Foi o próprio comandante da instituição, o Brigadier General Gustavo Valverde, quem comunicou primeiro aos integrantes da V Brigada Aérea e, depois, ao público, a desprogramação dos caças-bombardeiros. Com isso, foi colocado um ponto final na trajetória do modelo na defesa dos céus argentinos - uma história cuja origem remonta aos A-4B e A-4C Skyhawk.
O que o programa A-4AR Fightinghawk deixa como aprendizado
Apesar de ser um fato recente e ocorrer no contexto atual de incorporação de uma nova plataforma de combate pela Força Aérea Argentina, o encerramento do programa A-4AR Fightinghawk deixa lições que precisam ser levadas em conta - e, com toda a certeza, estão sendo - diante do processo de entrada em serviço dos F-16AM/BM adquiridos ao Reino da Dinamarca.
Infelizmente, os pontos levantados aqui são justamente aqueles que precisam ser corrigidos para evitar a repetição de erros do passado, algo reconhecido tanto por especialistas em aviação militar quanto por integrantes da própria Força Aérea Argentina.
Apoio logístico e financeiro: o fator central
De forma breve - e sem entrar em detalhes que não cabem neste texto -, o aspecto mais importante é o suporte à plataforma, tanto no plano logístico quanto no financeiro. Ao longo de toda a sua trajetória, desde a incorporação no fim dos anos 90 até o encerramento definido no dia 14 de maio, o A-4AR Fightinghawk da Força Aérea Argentina conviveu permanentemente com dificuldades que impediram extrair da aeronave todo o seu potencial.
Basta lembrar a quantidade quase mínima de aeronaves efetivamente disponíveis, algo associado em parte à falta de apoio orçamentário, além da necessidade de sustentar uma plataforma antiga, com décadas de uso, e que já não era mais produzida pelo fabricante.

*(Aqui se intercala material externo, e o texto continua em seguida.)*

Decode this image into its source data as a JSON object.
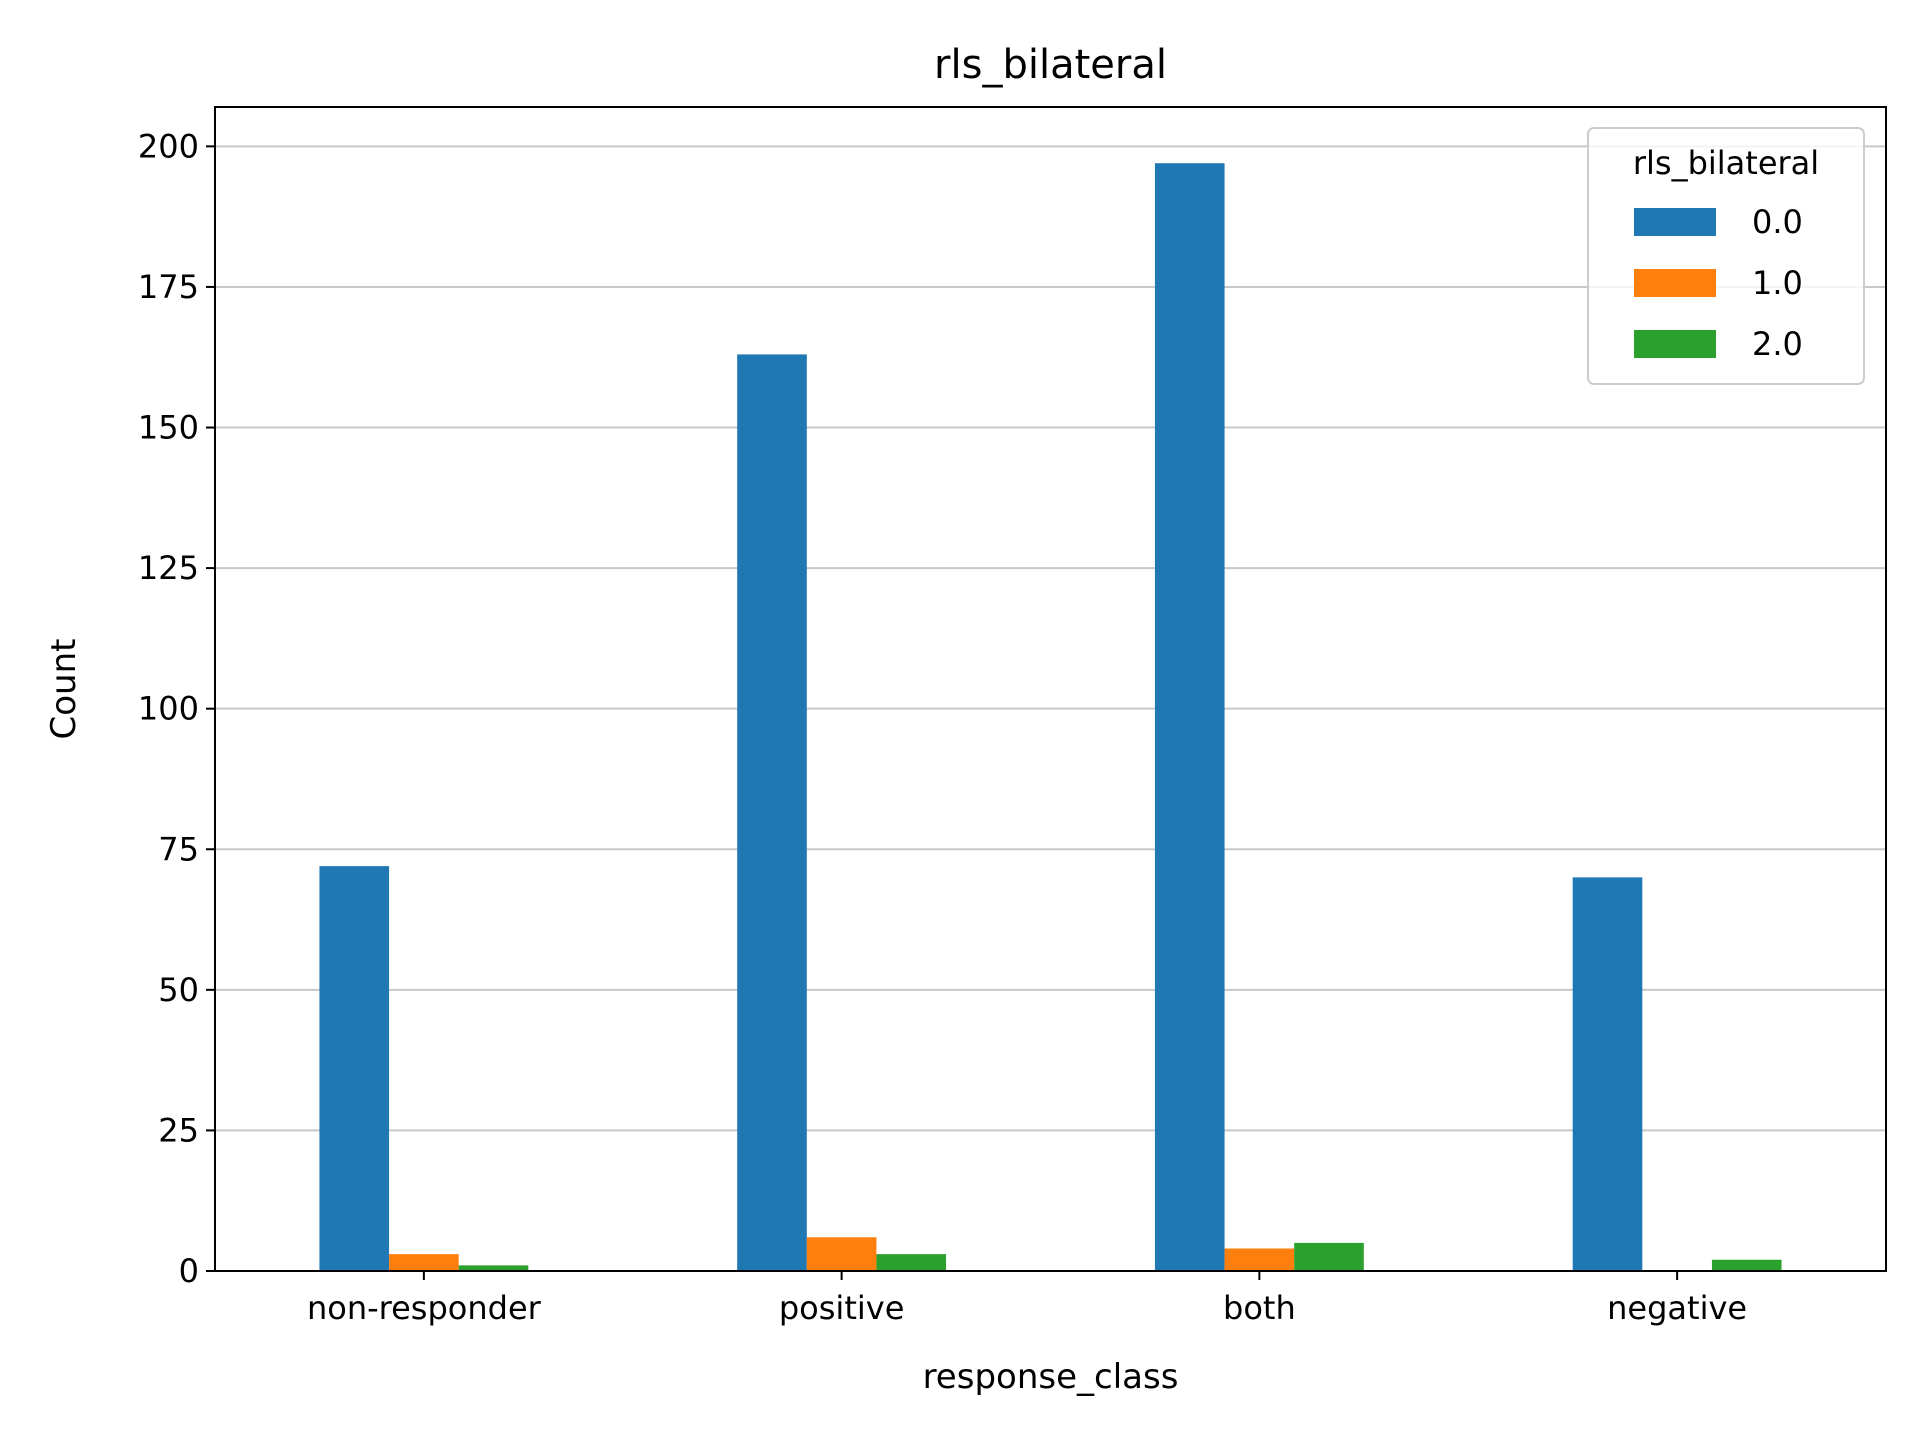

Soma-se a isso o fato de que o A-4AR Fightinghawk foi concebido, originalmente, como uma solução de transição rumo a outra plataforma em curto prazo - como o F-16, discutido naqueles anos 90 - e, ao mesmo tempo, como forma de recompor parcialmente perdas sofridas na guerra das Malvinas.

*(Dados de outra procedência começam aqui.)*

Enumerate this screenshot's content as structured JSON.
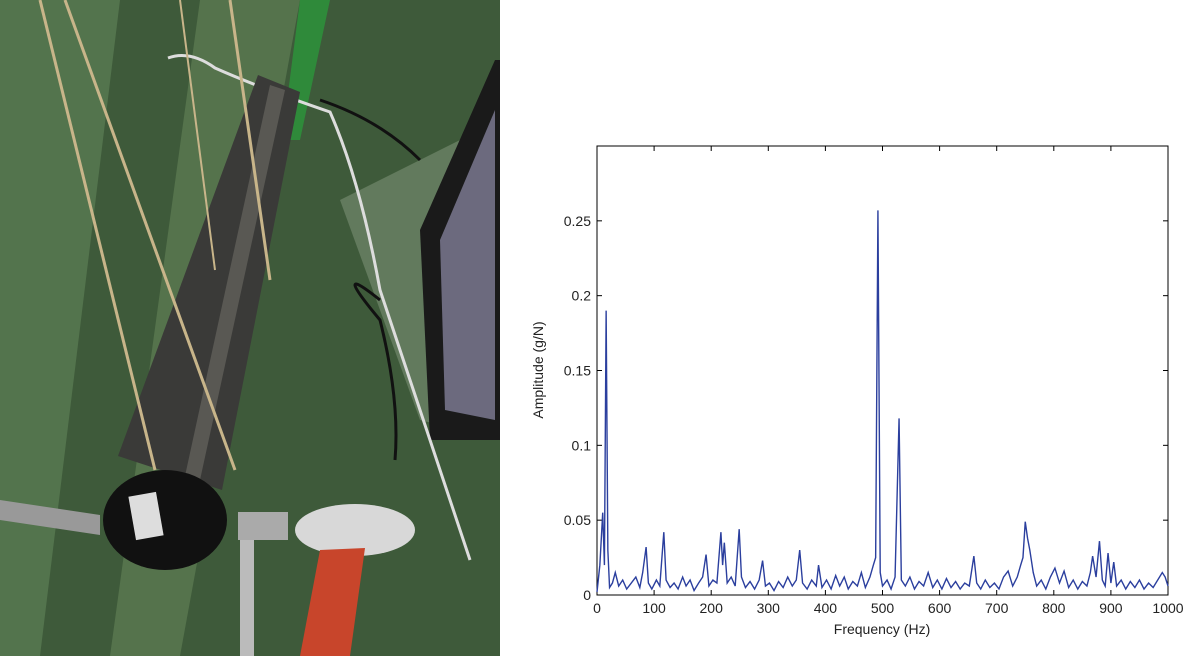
{
  "chart_data": {
    "type": "line",
    "xlabel": "Frequency (Hz)",
    "ylabel": "Amplitude (g/N)",
    "x": [
      0,
      5,
      10,
      13,
      16,
      19,
      22,
      27,
      32,
      38,
      45,
      52,
      60,
      68,
      75,
      80,
      86,
      90,
      96,
      104,
      110,
      117,
      121,
      128,
      135,
      142,
      150,
      156,
      163,
      170,
      178,
      185,
      191,
      196,
      203,
      210,
      217,
      220,
      223,
      228,
      235,
      242,
      249,
      253,
      260,
      268,
      276,
      284,
      290,
      295,
      302,
      310,
      318,
      326,
      334,
      342,
      349,
      355,
      360,
      368,
      376,
      384,
      388,
      394,
      402,
      410,
      418,
      425,
      433,
      440,
      448,
      456,
      463,
      470,
      478,
      484,
      488,
      492,
      496,
      500,
      508,
      515,
      522,
      529,
      533,
      540,
      548,
      556,
      564,
      572,
      580,
      588,
      596,
      604,
      612,
      620,
      628,
      636,
      644,
      652,
      660,
      665,
      672,
      680,
      688,
      696,
      704,
      712,
      720,
      728,
      736,
      742,
      746,
      750,
      754,
      758,
      764,
      770,
      778,
      786,
      794,
      802,
      810,
      818,
      826,
      834,
      842,
      850,
      858,
      864,
      868,
      874,
      880,
      885,
      890,
      895,
      900,
      905,
      910,
      918,
      926,
      934,
      942,
      950,
      958,
      966,
      974,
      982,
      990,
      995,
      1000
    ],
    "series": [
      {
        "color": "#2b3f9e",
        "values": [
          0.002,
          0.02,
          0.055,
          0.02,
          0.19,
          0.03,
          0.005,
          0.008,
          0.015,
          0.006,
          0.01,
          0.004,
          0.008,
          0.012,
          0.005,
          0.015,
          0.032,
          0.008,
          0.004,
          0.01,
          0.006,
          0.042,
          0.01,
          0.005,
          0.008,
          0.004,
          0.012,
          0.006,
          0.01,
          0.003,
          0.008,
          0.012,
          0.027,
          0.006,
          0.01,
          0.008,
          0.042,
          0.02,
          0.035,
          0.008,
          0.012,
          0.006,
          0.044,
          0.012,
          0.005,
          0.009,
          0.004,
          0.01,
          0.023,
          0.006,
          0.008,
          0.003,
          0.009,
          0.005,
          0.012,
          0.006,
          0.01,
          0.03,
          0.008,
          0.004,
          0.01,
          0.006,
          0.02,
          0.005,
          0.01,
          0.004,
          0.013,
          0.006,
          0.012,
          0.004,
          0.009,
          0.006,
          0.015,
          0.005,
          0.012,
          0.02,
          0.025,
          0.257,
          0.015,
          0.006,
          0.01,
          0.004,
          0.012,
          0.118,
          0.01,
          0.006,
          0.012,
          0.004,
          0.009,
          0.006,
          0.015,
          0.005,
          0.01,
          0.004,
          0.011,
          0.005,
          0.009,
          0.004,
          0.008,
          0.006,
          0.026,
          0.008,
          0.004,
          0.01,
          0.005,
          0.008,
          0.004,
          0.012,
          0.016,
          0.006,
          0.012,
          0.02,
          0.025,
          0.049,
          0.038,
          0.03,
          0.015,
          0.006,
          0.01,
          0.004,
          0.012,
          0.018,
          0.008,
          0.016,
          0.005,
          0.01,
          0.004,
          0.009,
          0.006,
          0.015,
          0.026,
          0.012,
          0.036,
          0.01,
          0.006,
          0.028,
          0.008,
          0.022,
          0.006,
          0.01,
          0.004,
          0.009,
          0.005,
          0.01,
          0.004,
          0.008,
          0.005,
          0.01,
          0.015,
          0.012,
          0.006
        ]
      }
    ],
    "xlim": [
      0,
      1000
    ],
    "xticks": [
      0,
      100,
      200,
      300,
      400,
      500,
      600,
      700,
      800,
      900,
      1000
    ],
    "ylim": [
      0,
      0.3
    ],
    "yticks": [
      0,
      0.05,
      0.1,
      0.15,
      0.2,
      0.25
    ]
  }
}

Mesmo assim, a combinação de condicionantes políticos e econômicos - e sabe-se lá o que mais, além do escopo deste texto - acabou por impedir o pleno aproveitamento do sistema e a manutenção de uma linha de voo consistente. Nos seus últimos anos de operação, no melhor cenário, o efetivo disponível na plataforma não passava de cerca de meia dúzia de aviões.

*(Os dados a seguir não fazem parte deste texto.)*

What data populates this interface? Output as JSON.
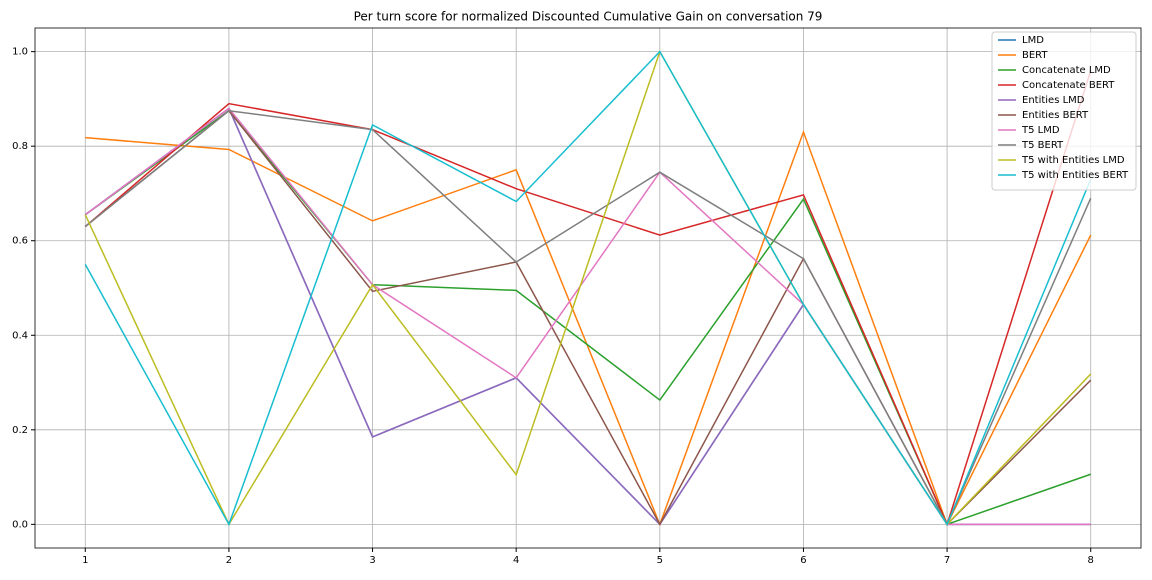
{
  "chart_data": {
    "type": "line",
    "title": "Per turn score for normalized Discounted Cumulative Gain on conversation 79",
    "x": [
      1,
      2,
      3,
      4,
      5,
      6,
      7,
      8
    ],
    "series": [
      {
        "name": "LMD",
        "color": "#1f77b4",
        "values": [
          0.655,
          0.88,
          0.185,
          0.31,
          0,
          0.465,
          0,
          0
        ]
      },
      {
        "name": "BERT",
        "color": "#ff7f0e",
        "values": [
          0.818,
          0.793,
          0.642,
          0.75,
          0,
          0.83,
          0,
          0.612
        ]
      },
      {
        "name": "Concatenate LMD",
        "color": "#2ca02c",
        "values": [
          0.655,
          0.875,
          0.507,
          0.495,
          0.263,
          0.688,
          0,
          0.106
        ]
      },
      {
        "name": "Concatenate BERT",
        "color": "#d62728",
        "values": [
          0.63,
          0.89,
          0.835,
          0.71,
          0.612,
          0.697,
          0,
          0.96
        ]
      },
      {
        "name": "Entities LMD",
        "color": "#9467bd",
        "values": [
          0.655,
          0.88,
          0.185,
          0.31,
          0,
          0.465,
          0,
          0
        ]
      },
      {
        "name": "Entities BERT",
        "color": "#8c564b",
        "values": [
          0.63,
          0.875,
          0.493,
          0.555,
          0,
          0.562,
          0,
          0.305
        ]
      },
      {
        "name": "T5 LMD",
        "color": "#e377c2",
        "values": [
          0.655,
          0.88,
          0.507,
          0.31,
          0.745,
          0.465,
          0,
          0
        ]
      },
      {
        "name": "T5 BERT",
        "color": "#7f7f7f",
        "values": [
          0.63,
          0.875,
          0.835,
          0.555,
          0.745,
          0.562,
          0,
          0.69
        ]
      },
      {
        "name": "T5 with Entities LMD",
        "color": "#bcbd22",
        "values": [
          0.655,
          0,
          0.507,
          0.105,
          1.0,
          0.465,
          0,
          0.318
        ]
      },
      {
        "name": "T5 with Entities BERT",
        "color": "#17becf",
        "values": [
          0.55,
          0,
          0.845,
          0.683,
          1.0,
          0.465,
          0,
          0.73
        ]
      }
    ],
    "xlim": [
      0.65,
      8.35
    ],
    "ylim": [
      -0.05,
      1.05
    ],
    "xticks": [
      1,
      2,
      3,
      4,
      5,
      6,
      7,
      8
    ],
    "yticks": [
      {
        "value": 0,
        "label": "0.0"
      },
      0.2,
      0.4,
      0.6,
      0.8,
      {
        "value": 1,
        "label": "1.0"
      }
    ],
    "grid": true,
    "legend": "upper right"
  }
}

Pacotes logísticos e armamentos que ficaram pelo caminho
À parte, merece destaque a questão dos pacotes logísticos e, principalmente, de armamento que não foram comprados conforme previsto no desenho original do programa - algo admitido inclusive por altos comandos da Força Aérea.
O A-4AR Fightinghawk tinha capacidade para empregar armamento guiado em ataques a alvos terrestres e, além disso, abria espaço para a integração de outras capacidades relevantes, que também não chegaram a ser consideradas.
A transição para os F-16 no Programa Peace Condor
Como mencionado, os pontos acima representam apenas parte dos fatores que, na etapa final de vida do sistema de armas, transformaram sua operação em uma espécie de quimera, enquanto se aguardava um substituto que nunca se concretizava - até a compra e a atual incorporação dos F-16 provenientes da Real Força Aérea da Dinamarca.
Conforme vem sendo informado, por fontes oficiais e também por especialistas, a Força Aérea Argentina, dentro do Programa Peace Condor, está empenhando esforços humanos, materiais e orçamentários para assegurar que a trajetória do A-4AR não se repita com os F-16. Nesse ponto, existe também a responsabilidade do comando político, que - sempre - é quem dá a palavra final e autoriza, ou não, os meios necessários para garantir e executar o planejamento elaborado pela condução militar.
Reconhecimento ao A-4AR Fightinghawk e a quem o manteve em voo
Com a baixa agora oficialmente confirmada, resta prestar uma homenagem simples e sincera à aeronave e, igualmente, a todos os seus pilotos, equipes de solo e engenheiros mecânicos - em Reynolds, na Área Material Río Cuarto e em outros locais do país - que tornaram possível manter os A-4AR em serviço. Ao longo dessas décadas de operação, esse esforço sustentou a formação de centenas de efetivos.
A expectativa é que essa experiência seja aplicada e valorizada, para que a República Argentina não repita erros e não se cumpra aquela máxima de que "a história primeiro acontece como tragédia e depois se repete como comédia".